At the “Decongesting Europe” event, the final conference of the FLOW and TRACE EU projects, the city of Dublin presented some of its work on tackling congestion. Chloé Mispelon of Polis interviewed, Ciarán Cuffe, the city’s elected official tasked with addressing the issue of mobility

 

Ciarán Cuffe chairs Dublin City Council’s Transport Committee. He is passionate about walkable, bikeable, and liveable cities. He has served two terms in Ireland’s national parliament, and was a Minister of State with responsibility for climate change, planning and sustainable transport. In Government he reformed the Irish planning system to focus on evidence-led decision-making and published legislation to tackle climate change. He also chairs a Masters Programme in Urban Regeneration and Development at the Dublin Institute of Technology. He is currently undertaking an MSc in Cities at the London School of Economics and holds degrees in architecture and urban planning from University College Dublin.

Polis [CM]: Dublin has been very visible in the FLOW-TRACE final conference, Decongesting Europe. What were the reasons for this visibility?

Councillor Cuffe [CC]: I’m pleased with that. Our transport team is involved in several projects focussing on car free area and also on improving public transport, walking and cycling. We also have been able to build on strong in-house competencies in traffic modelling. We work closely with national level too.

CM: Could you give an example of a key project that you are working on?

CC: I would say that our main project currently is the pedestrianization of College Green [a three-sided plaza in the city centre]. It is our flagship project because it is the heart of the city for symbolic reasons but is also a huge transport meeting point where people coming into and crossing the city collide.

CM: How did you convince your city colleagues to go for pedestrianisation?
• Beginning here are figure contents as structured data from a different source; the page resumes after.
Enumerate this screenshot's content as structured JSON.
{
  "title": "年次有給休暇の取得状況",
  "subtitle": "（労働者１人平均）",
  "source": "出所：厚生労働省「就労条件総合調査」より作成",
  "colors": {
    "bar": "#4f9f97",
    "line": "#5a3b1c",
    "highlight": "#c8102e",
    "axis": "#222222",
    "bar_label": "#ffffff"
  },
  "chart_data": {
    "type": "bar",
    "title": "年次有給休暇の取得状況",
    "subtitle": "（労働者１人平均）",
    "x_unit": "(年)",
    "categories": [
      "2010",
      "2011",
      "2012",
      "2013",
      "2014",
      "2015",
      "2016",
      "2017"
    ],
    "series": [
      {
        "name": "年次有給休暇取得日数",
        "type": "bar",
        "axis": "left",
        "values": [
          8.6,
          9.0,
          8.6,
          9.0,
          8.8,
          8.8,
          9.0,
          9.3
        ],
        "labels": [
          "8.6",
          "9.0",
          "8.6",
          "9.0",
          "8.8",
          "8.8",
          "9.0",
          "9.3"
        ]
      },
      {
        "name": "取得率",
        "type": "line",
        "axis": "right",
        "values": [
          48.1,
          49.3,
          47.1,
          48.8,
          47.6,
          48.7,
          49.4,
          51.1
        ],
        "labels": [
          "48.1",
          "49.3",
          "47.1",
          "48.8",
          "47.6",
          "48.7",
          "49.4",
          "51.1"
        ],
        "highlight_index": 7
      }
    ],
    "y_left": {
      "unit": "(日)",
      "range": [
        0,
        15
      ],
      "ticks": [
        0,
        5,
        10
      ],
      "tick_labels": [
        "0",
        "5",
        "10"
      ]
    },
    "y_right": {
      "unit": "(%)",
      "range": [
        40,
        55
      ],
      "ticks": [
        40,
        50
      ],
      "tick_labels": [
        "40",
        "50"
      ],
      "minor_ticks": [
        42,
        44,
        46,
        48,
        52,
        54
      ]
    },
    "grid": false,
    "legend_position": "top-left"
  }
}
CC: The arguments we used are mostly safety and volume of people that would be able to cross. This is a bit different than our traditional approach, when we usually focus on environment and social benefits.

CM: …and how did you convince the public?
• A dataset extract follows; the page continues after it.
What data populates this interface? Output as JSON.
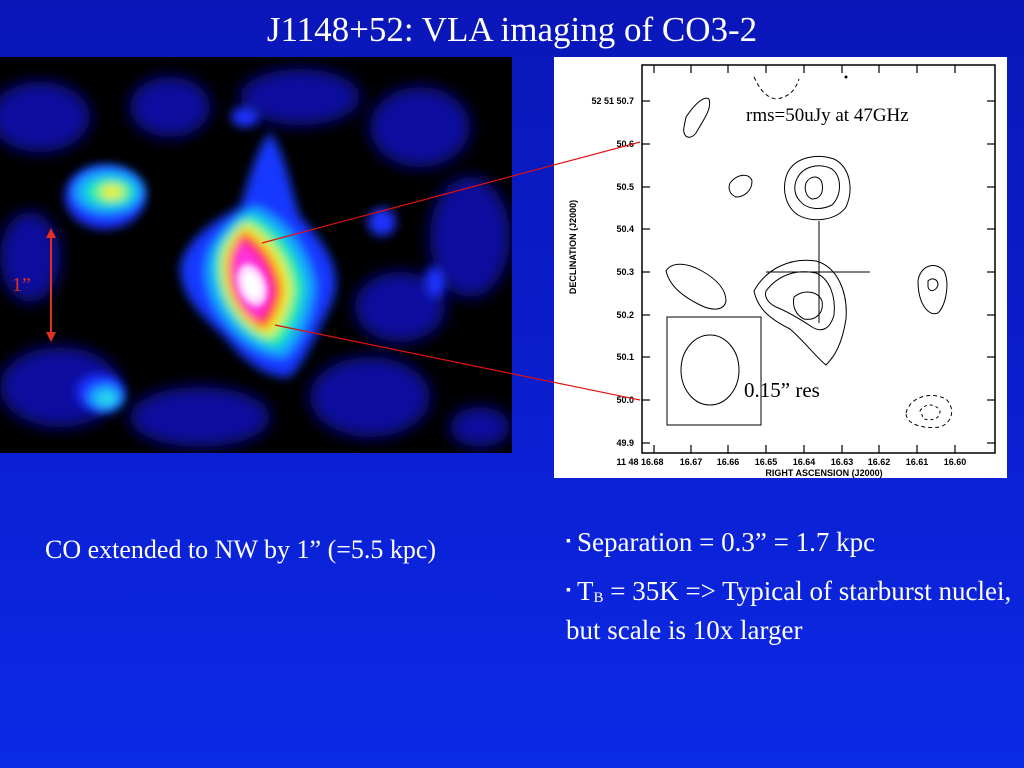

CC: We have been working for two years to understand the challenges of the place, we have been engaging with several stakeholders: hotel managers, car park operators… We have organised workshops with citizens. The city architect, for instance, hosted a workshop very early in the process. We are using the “planning for real” tools which is based on 3D models and triggers bottom-up approaches. The overall process is still a work in progress: public enquiries are taking place this week.

CM: What was (or is) the hardest part of this project?

CC: Making changes to bus routes. The city centre is quite dense so we had little possibilities for rerouting. This will imply that passengers will have to walk a bit longer distances between modes. That was something difficult to get through. We also faced lots of concerns of extra traffic in parallel routes from residents and businesses.

CM: Are there other projects in the pipeline?

CC: In the north of the city we will redevelop Mountjoy Square and we would like the inner city to become a cultural quarter. We will reuse the tools used in the FLOW project on College Green to reallocate road space.

CM: You have been a city councillor for 27 years, what is the most striking thing you have noticed?

CC: The vision of the city has changed. Internationally too. We have moved away from car-dominated cities to people-friendly cities. We have somehow learned from our mistakes. We now focus on more people on the street, better landscaping, more activities, better for women, more child -riendly. I am very inspired by the work of Jane Jacobs. Already in the ‘60s she understood the issue of comprehensive redevelopment, even though the road agenda was highly prevalent at that time.

CM: Thanks for sharing your thoughts and good luck with the implementation of the pedestrianisation scheme. We are looking forward to seeing how it transforms the city centre.